OBOE One took place on 1 May when the 9th Division’s 26th Brigade landed on Tarakan. Despite the copious quantity of firepower available, tough fighting took place in the hills and jungles around the township. It was in this fighting that Lieutenant Tom “Diver” Derrick VC DCM died from wounds.
For many people, the death of a brave, well-respected and much loved soldier epitomises the futility of the Borneo campaign. Worse, the point of invading Tarakan was that its airfields could be used to support later operations – but when taken, the airfields could not be made ready in time. Fighting on the small island was intense until mid-June, with skirmishes continuing afterwards. Altogether, 225 Australians were killed on Tarakan and 669 were wounded.
The rest of the 9th Division landed in Brunei Bay and Labuan Island in north Borneo on 10 June with the task of securing the bay and surrounding area. This was accomplished by mid-July, and for the rest of the war most of the division’s efforts were taken up with civic action, administering and caring for the nearly 70,000 civilians in the area. During this operation, 114 Australians were killed or died of wounds, and 221 were wounded.
MacArthur allocated the 7th Division’s Balikpapan operation an unprecedented amount of air and naval support. Balikpapan was pounded for nearly three weeks in what was the longest pre-landing bombardment for any amphibious operation of the war. The invasion armada numbered over 250 vessels.
Dawn on 1 July revealed what veterans later described as a “terrifying scene”. Clouds of black oily smoke from the bombed refineries blanketed the beach, buildings lay in rubble, and fires burned all along the coast.

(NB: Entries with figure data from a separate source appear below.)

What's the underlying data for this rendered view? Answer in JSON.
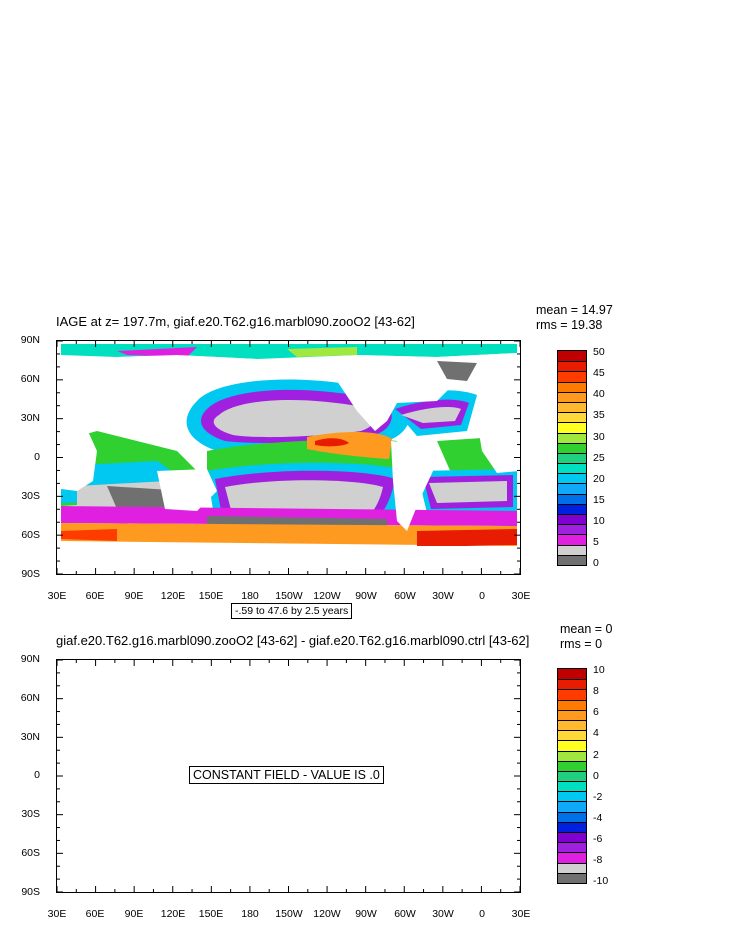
{
  "chart_data": [
    {
      "type": "heatmap",
      "title": "IAGE at z= 197.7m, giaf.e20.T62.g16.marbl090.zooO2 [43-62]",
      "stats": {
        "mean": "mean = 14.97",
        "rms": "rms = 19.38"
      },
      "y_ticks": [
        "90N",
        "60N",
        "30N",
        "0",
        "30S",
        "60S",
        "90S"
      ],
      "x_ticks": [
        "30E",
        "60E",
        "90E",
        "120E",
        "150E",
        "180",
        "150W",
        "120W",
        "90W",
        "60W",
        "30W",
        "0",
        "30E"
      ],
      "contour_info": "-.59 to 47.6 by 2.5 years",
      "colorbar": {
        "labels": [
          "50",
          "45",
          "40",
          "35",
          "30",
          "25",
          "20",
          "15",
          "10",
          "5",
          "0"
        ],
        "colors": [
          "#c00000",
          "#e81c00",
          "#ff3c00",
          "#ff7a00",
          "#ff9a20",
          "#ffb830",
          "#ffd83a",
          "#ffff20",
          "#a0e840",
          "#30d030",
          "#20d080",
          "#00e0c0",
          "#00c8f0",
          "#10a8f8",
          "#0070e8",
          "#0020e0",
          "#8000d0",
          "#a020e0",
          "#e020e0",
          "#d0d0d0",
          "#707070"
        ]
      }
    },
    {
      "type": "heatmap",
      "title": "giaf.e20.T62.g16.marbl090.zooO2 [43-62] - giaf.e20.T62.g16.marbl090.ctrl [43-62]",
      "stats": {
        "mean": "mean = 0",
        "rms": "rms = 0"
      },
      "y_ticks": [
        "90N",
        "60N",
        "30N",
        "0",
        "30S",
        "60S",
        "90S"
      ],
      "x_ticks": [
        "30E",
        "60E",
        "90E",
        "120E",
        "150E",
        "180",
        "150W",
        "120W",
        "90W",
        "60W",
        "30W",
        "0",
        "30E"
      ],
      "center_text": "CONSTANT FIELD - VALUE IS .0",
      "colorbar": {
        "labels": [
          "10",
          "8",
          "6",
          "4",
          "2",
          "0",
          "-2",
          "-4",
          "-6",
          "-8",
          "-10"
        ],
        "colors": [
          "#c00000",
          "#e81c00",
          "#ff3c00",
          "#ff7a00",
          "#ff9a20",
          "#ffb830",
          "#ffd83a",
          "#ffff20",
          "#a0e840",
          "#30d030",
          "#20d080",
          "#00e0c0",
          "#00c8f0",
          "#10a8f8",
          "#0070e8",
          "#0020e0",
          "#8000d0",
          "#a020e0",
          "#e020e0",
          "#d0d0d0",
          "#707070"
        ]
      }
    }
  ]
}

In the short but sharp fighting that followed, the Japanese resisted fiercely where they could, but within three weeks the town, harbour and surrounding territory were secured, and the Australians were carrying out deep patrols beyond Balikpapan. When the war came to an end a few weeks later, 229 Australians had been killed during this campaign and 634 wounded.
It is beyond question that in 1944 and 1945 Australian soldiers were fighting and dying in areas where their blood and sweat could do nothing to hasten Japan’s surrender.
But this does not mean that these campaigns were an “unnecessary waste”. They were fought in an aggressive manner in order to shorten the campaigns and free up Australian manpower. They were also fought in accordance with the Australian government’s clear desire and intention to see Australian servicemen shouldering such a burden of the fighting as would ensure favourable post-war political positioning. The criticisms and justifications for the later OBOE operations are similar to those for the Mandated Territories, with the Borneo campaign, perhaps more than any other, conducted for political rather strategic reasons. Yet even with the Balikpapan campaign, the government demonstrated Australia’s commitment to MacArthur and honoured the original directive that had established the SWPA.